For instance, she says it might be a good idea to make truckers wear EEG devices to monitor fatigue, for the collective good. If they fall asleep at the wheel, they could potentially kill five or six people. Can I suggest instead that truckers be paid reasonably well for the job they do, so that they don’t want to drive longer than eight hours per day? Alternatively, can we make our political representatives submit to constant surveillance of all their emails and phone calls and even in-person conversations? Because their decisions could potentially kill millions of people.
Farahany praises personal devices that monitor biological data for their potential to give workers quantitative data about their performance so that they can make “informed self-improvements.” The fact that FitBits are so popular, she claims, indicates that people are enthusiastic about being monitored and scored. But I am pretty sure Amazon warehouse workers are not clamoring for neurofeedback devices that will help them be more profitable for the stockholders.
Coerced monitoring and bogus quantitative assessment is unethical, I think.
Farahany concedes that such monitoring ought to be voluntary and believes that employees will want to accept these devices for self-improvement.
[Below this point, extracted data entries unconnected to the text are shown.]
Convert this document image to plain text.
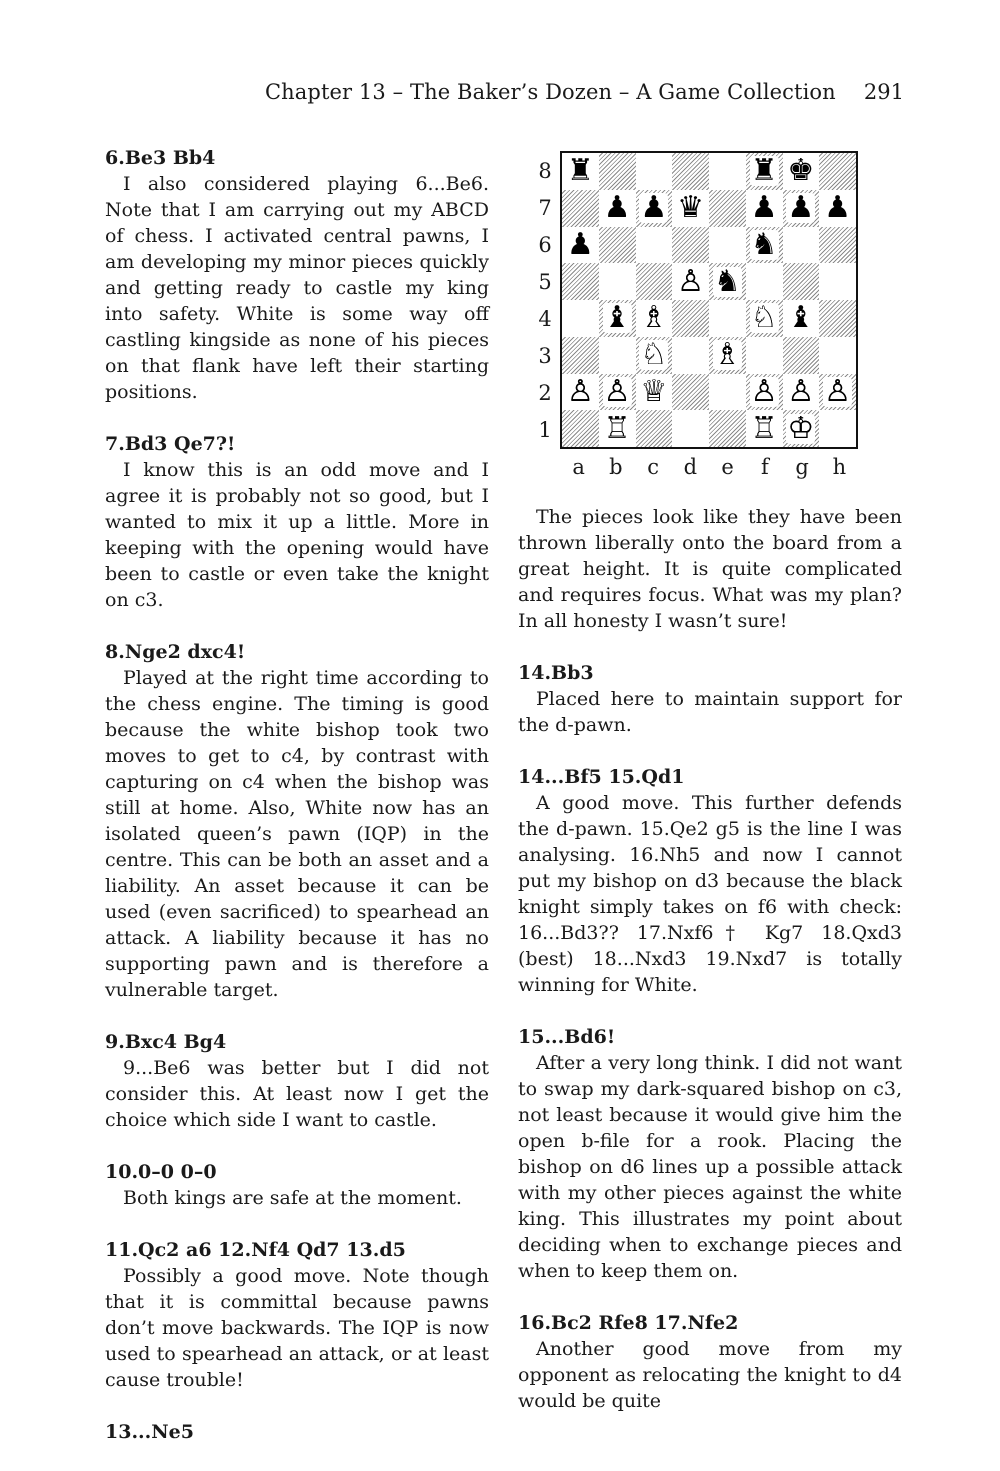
Chapter 13 – The Baker’s Dozen – A Game Collection 291

6.Be3 Bb4

I also considered playing 6...Be6. Note that I am carrying out my ABCD of chess. I activated central pawns, I am developing my minor pieces quickly and getting ready to castle my king into safety. White is some way off castling kingside as none of his pieces on that flank have left their starting positions.

7.Bd3 Qe7?!

I know this is an odd move and I agree it is probably not so good, but I wanted to mix it up a little. More in keeping with the opening would have been to castle or even take the knight on c3.

8.Nge2 dxc4!

Played at the right time according to the chess engine. The timing is good because the white bishop took two moves to get to c4, by contrast with capturing on c4 when the bishop was still at home. Also, White now has an isolated queen’s pawn (IQP) in the centre. This can be both an asset and a liability. An asset because it can be used (even sacrificed) to spearhead an attack. A liability because it has no supporting pawn and is therefore a vulnerable target.

9.Bxc4 Bg4

9...Be6 was better but I did not consider this. At least now I get the choice which side I want to castle.

10.0–0 0–0

Both kings are safe at the moment.

11.Qc2 a6 12.Nf4 Qd7 13.d5

Possibly a good move. Note though that it is committal because pawns don’t move backwards. The IQP is now used to spearhead an attack, or at least cause trouble!

13...Ne5

8
7
6
5
4
3
2
1
♜	♜ ♚
♟ ♟ ♛ ♟ ♟ ♟
♟	♞
♙ ♞
♝ ♗	♘ ♝
♘ ♗
♙ ♙ ♕	♙ ♙ ♙
♖	♖ ♔
a	b	c	d	e	f	g	h

The pieces look like they have been thrown liberally onto the board from a great height. It is quite complicated and requires focus. What was my plan? In all honesty I wasn’t sure!

14.Bb3

Placed here to maintain support for the d-pawn.

14...Bf5 15.Qd1

A good move. This further defends the d-pawn. 15.Qe2 g5 is the line I was analysing. 16.Nh5 and now I cannot put my bishop on d3 because the black knight simply takes on f6 with check: 16...Bd3?? 17.Nxf6† Kg7 18.Qxd3 (best) 18...Nxd3 19.Nxd7 is totally winning for White.

15...Bd6!

After a very long think. I did not want to swap my dark-squared bishop on c3, not least because it would give him the open b-file for a rook. Placing the bishop on d6 lines up a possible attack with my other pieces against the white king. This illustrates my point about deciding when to exchange pieces and when to keep them on.

16.Bc2 Rfe8 17.Nfe2

Another good move from my opponent as relocating the knight to d4 would be quite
Today, we have something similar with auto insurance; people get lower rates if they agree to be monitored while driving. But whenever there is a reward offered for sacrificing privacy, it is not ethical. It is coercive. The poor will more likely submit than the wealthy.
Is monitoring employee performance even helpful?
As Yagmur Denizhan argues in “Simulated Education and Illusive Technologies,” when people are put into situations where they are judged by points earned—not by more general and holistic qualitative evaluations—the crafty ones quickly focus on gaming the system so that they can earn more points, with less effort and lower quality work. But Farahany never questions the assumption that subjecting employees to negative and positive feedback will be good for productivity.